This day was easy, ferry style. Even more relaxed and comfortable, actually. No cool, foggy winds to ice cube my head. Those winds were less than a foot from my elbow, but double panes made them untouchable. The Timberline Lodge’s huge exposed wood beams, angular and simple in form, were providing cozy protection against the dense fog that was shot through with whipping snow.
The lack of mileage was reported to the No Complaint Department. We had originally intended to stick our noses into places around Mount Hood, wherever looked interesting for a view or hike. A soaking, chilling rain – that slushed into falling snow near the lodge – changed those plans. We quickly dismounted, with many quick-walking passers-by cracking friendly jokes about our wetness and motorcycles up there at snowy altitude.
The atmosphere of Timberline enveloped us immediately as we passed the carved wooden Indian head embedded in the entrance door. I was ready for a relaxing getaway spot like this, and Dad was ready to be pampered too.
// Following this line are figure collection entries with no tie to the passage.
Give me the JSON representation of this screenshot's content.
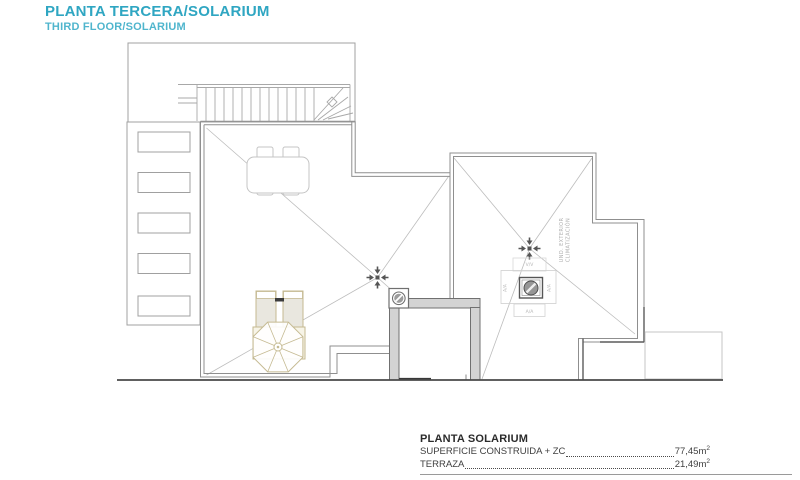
{
  "header": {
    "title": "PLANTA TERCERA/SOLARIUM",
    "subtitle": "THIRD FLOOR/SOLARIUM"
  },
  "legend": {
    "title": "PLANTA SOLARIUM",
    "rows": [
      {
        "label": "SUPERFICIE CONSTRUIDA + ZC",
        "value": "77,45m",
        "sup": "2"
      },
      {
        "label": "TERRAZA",
        "value": "21,49m",
        "sup": "2"
      }
    ]
  },
  "plan": {
    "labels": {
      "vv": "V/V",
      "aa_left": "A/A",
      "aa_right": "A/A",
      "aa_bottom": "A/A",
      "unit_line1": "UND. EXTERIOR",
      "unit_line2": "CLIMATIZACIÓN"
    }
  },
  "colors": {
    "title_teal": "#2FA6C2",
    "subtitle_teal": "#4FB5CD",
    "line_gray": "#A0A0A0",
    "parapet_gray": "#8F8F8F",
    "hip_gray": "#BDBDBD",
    "dark_line": "#4A4A4A",
    "wall_fill": "#D3D3D3",
    "furniture_gray": "#C4C4C4",
    "beige_stroke": "#C5BA92",
    "beige_fill": "#F7F4E7",
    "label_gray": "#AFAFAF",
    "legend_text": "#3F3F3F"
  }
}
The relaxation took hold of me: seduction into an afternoon nap and writing at a table littered with peanuts and glasses from the bar, all before dinner. The original, solid wood table got a good wiping with some left-over napkins, and I pulled up a hard but well butt-contoured chair. A family that spoke in a southern-draw joined me in the alcove of four tables, and I even became a stop on a packed lodge tour that provided the same information I heard earlier (and that the tour guide could likely repeat over and over backwards).
Dinner break: I treated Dad to a Father’s Day meal, one of the best pile of vittles I ever had. The ambiance was great, with dark wood surrounds and fancy-pleasant service. Appetizer was stuffed mushrooms. I had never eaten mushrooms so tasty. The main course was even better. Poached salmon for Dad and Oregon pine-ridge salmon for me. All worth the extra wait and price, only to be topped by the best cheesecake I had ever slowly savored.
I returned later to my alcove. The noise became more intense, with loud laughing dinner parties and people sinking into a lodge version of nightlife. It included some of the strangest, most piercing laugh cackles ever heard. Hearing without seeing allowed me to pull the noise stampede apart and hear selected people and their attempts at civilized volume.
The snow was spraying down still, and the parking lot was getting lost in a dark, foggy swirl. Dad and I jumped outside to our bikes to see growing motorcycle snowdrifts. I hoped that the weather would clear for the next day and that all the snow removal equipment was ready to roll and shove. Otherwise, we were in for a long slide ride down the mountain road, or we could have been stranded. Not a bad oasis to be stranded in, but we were aiming home. Plus the lodge only had fashion magazines to read, so this could have been a Machiavellian problem of reading survival with stranded guests fighting over anything good in print.
The Timberline had a storied history, especially for a building. The Public Works Administration was convinced by vacationers and skiers to throw some of their anti-Depression money at carpenters and metalworkers to construct this huge, rough hewn place. Over fifteen months of hauling, pulleying, and forging, and 1.2 million dollars completed it. FDR officially dedicated the lodge in 1937.
I was impressed by the mammoth beams, animal-shape carved stair posts, solid rock walls, and massive smokestack chimneys. What a great idea, scaled down to size, for a house.
“What would this place probably cost to build nowadays?”
The ranger said, “We asked an architectural firm to estimate that on its 50th anniversary in 1987. The firm concluded it probably could not realistically be built in today’s world of wages and materials, but a bill of 35 to 50 million dollars might do it.”
Oh.
I outlasted the dinner din, but may not outlast the lodge.